The most striking comment in data analyst James Chung’s rather depressing presentation of Wichita’s social and economic woes (Sept. 23 Eagle) came near the end. In speaking of the common denominators shared by cities that have pulled through challenging times, Chung identified a degree of acceptance: “They put their differences aside. Leaders came together and decided, you know, we are stuck with each other, so let’s (make) this a better city.”
His phrase that marked the moment of acceptance – “we are stuck with each other” – is the one that communicates the reality of our situation most strongly, I think. For my part, it reminds me of a billboard.
About 10 years ago, one of our local entrepreneurs decided to launch a new publishing venture. It never got very far off the ground, and the advertising campaign for Wichita City Paper is probably the clearest memory most people have of it. It showed a range of diverse Wichita faces, staring out from a black background, with stark white lettering underneath: “Face it. You’re in Wichita.”
That billboard struck an essential truth common to a great many midsize cities that are not part of an extended urban agglomeration but rather form their own geographic centers. Many people in such cities are tempted to believe their home could be something else. Perhaps they see it as an oversized rural town, not that different from so many of their surrounding communities. Or they imagine that it is on the cusp of a great metropolitan explosion and soon will be – in terms of jobs, the arts and more – networked in with the great global cities of the world.
But, of course, neither of those is true. Wichita, like so many other cities of middling size, is not likely to be a central node in the globalized flow of information, culture and wealth, and it is not still a quaint, homogeneous farming village at heart. It is, instead, a big city – but not all that big. That is its burden, but maybe its opportunity, too.
To make a case for sticking with Wichita – for investing in it and improving it – means, first and foremost, facing up to what it is: a city of great (but not unlimited) human and economic resources, resources that need to be used for the public good, even if that good doesn’t perfectly match the ideological preferences of each and every person who lives here.
People find themselves sticking with particular places for endless numbers of reasons – family, jobs, church, friends, schools, children and more. To take pride in these places – in fact, to see in that commitment to a place, and the compromises doing so will entail, something positive, something ennobling – means a facing of reality. In our case, that means setting aside both libertarian-pastoral and progressive-urban fantasies.

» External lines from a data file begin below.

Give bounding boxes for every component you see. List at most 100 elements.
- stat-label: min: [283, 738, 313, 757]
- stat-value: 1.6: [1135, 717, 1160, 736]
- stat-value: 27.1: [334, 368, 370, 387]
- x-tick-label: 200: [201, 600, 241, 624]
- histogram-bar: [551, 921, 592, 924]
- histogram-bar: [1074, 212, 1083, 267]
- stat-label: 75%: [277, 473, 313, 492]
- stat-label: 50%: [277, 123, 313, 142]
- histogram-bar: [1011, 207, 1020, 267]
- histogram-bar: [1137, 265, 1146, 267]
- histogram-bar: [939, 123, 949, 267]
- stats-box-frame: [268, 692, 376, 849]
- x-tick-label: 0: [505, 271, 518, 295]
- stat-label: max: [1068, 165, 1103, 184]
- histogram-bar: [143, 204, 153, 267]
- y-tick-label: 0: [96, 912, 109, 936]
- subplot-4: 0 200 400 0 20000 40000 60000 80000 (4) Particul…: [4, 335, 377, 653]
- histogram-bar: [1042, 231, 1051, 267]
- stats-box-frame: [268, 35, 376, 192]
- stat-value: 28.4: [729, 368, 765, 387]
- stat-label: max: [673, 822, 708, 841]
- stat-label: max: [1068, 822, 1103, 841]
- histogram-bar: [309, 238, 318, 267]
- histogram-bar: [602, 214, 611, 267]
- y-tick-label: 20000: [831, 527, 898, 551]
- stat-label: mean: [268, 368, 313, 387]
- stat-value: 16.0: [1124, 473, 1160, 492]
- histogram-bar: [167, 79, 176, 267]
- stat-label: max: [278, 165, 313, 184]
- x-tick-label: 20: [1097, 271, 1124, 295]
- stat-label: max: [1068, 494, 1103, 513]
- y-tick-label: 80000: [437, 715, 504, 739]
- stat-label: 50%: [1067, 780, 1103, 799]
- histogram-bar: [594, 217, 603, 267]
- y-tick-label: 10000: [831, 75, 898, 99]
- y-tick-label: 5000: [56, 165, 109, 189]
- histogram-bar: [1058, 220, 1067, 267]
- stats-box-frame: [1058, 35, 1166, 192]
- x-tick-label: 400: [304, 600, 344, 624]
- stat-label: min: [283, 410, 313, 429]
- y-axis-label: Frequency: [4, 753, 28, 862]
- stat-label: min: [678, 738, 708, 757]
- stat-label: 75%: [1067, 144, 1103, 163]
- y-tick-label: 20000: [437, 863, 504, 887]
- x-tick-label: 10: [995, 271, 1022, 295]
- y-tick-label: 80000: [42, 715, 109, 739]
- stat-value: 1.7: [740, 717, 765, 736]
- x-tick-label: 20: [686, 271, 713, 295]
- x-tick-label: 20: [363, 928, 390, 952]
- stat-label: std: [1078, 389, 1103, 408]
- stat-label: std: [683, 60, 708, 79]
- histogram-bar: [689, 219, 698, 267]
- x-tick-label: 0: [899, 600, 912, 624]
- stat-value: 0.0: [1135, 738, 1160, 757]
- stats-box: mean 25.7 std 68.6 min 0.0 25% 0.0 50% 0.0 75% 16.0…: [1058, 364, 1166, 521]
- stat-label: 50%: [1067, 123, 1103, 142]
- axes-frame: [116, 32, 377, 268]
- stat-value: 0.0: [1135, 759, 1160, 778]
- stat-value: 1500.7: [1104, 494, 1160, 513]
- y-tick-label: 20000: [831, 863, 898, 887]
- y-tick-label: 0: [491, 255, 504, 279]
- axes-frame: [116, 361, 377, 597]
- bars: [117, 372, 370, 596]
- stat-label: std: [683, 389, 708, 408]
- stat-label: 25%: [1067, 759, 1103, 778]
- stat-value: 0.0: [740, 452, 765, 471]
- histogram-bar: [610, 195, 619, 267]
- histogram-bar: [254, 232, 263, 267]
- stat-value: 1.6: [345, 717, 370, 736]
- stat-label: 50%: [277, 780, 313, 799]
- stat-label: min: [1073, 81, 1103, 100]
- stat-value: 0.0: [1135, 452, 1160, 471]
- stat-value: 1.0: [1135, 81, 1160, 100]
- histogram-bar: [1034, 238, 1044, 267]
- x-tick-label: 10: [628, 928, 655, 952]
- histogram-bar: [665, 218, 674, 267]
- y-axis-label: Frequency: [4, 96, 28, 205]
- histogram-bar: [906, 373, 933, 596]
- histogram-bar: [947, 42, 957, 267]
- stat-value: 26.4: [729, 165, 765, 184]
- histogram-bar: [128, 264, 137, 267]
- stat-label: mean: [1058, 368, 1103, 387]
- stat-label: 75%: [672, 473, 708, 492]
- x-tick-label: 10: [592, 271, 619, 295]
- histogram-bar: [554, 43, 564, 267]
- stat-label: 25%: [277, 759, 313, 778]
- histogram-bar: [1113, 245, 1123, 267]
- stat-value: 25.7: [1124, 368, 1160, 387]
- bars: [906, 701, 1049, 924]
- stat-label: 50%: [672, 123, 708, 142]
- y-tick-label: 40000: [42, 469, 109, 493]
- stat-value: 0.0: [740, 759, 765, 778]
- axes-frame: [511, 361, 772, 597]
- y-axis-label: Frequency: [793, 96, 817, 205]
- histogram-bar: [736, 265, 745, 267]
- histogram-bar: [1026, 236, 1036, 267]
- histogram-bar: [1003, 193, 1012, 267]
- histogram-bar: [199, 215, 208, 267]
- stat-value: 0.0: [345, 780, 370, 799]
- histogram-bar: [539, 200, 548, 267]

There is something to be said for midsize cities that reflect some perspective on how to face up to the challenges of building culturally and economically attractive and rewarding civic spaces today. Wichita could offer that perspective – but only if citizens and leaders alike face up to what we have, and stick with it, rather than wishing it was actually something else.
Russell Arben Fox is a professor of political science at Friends University.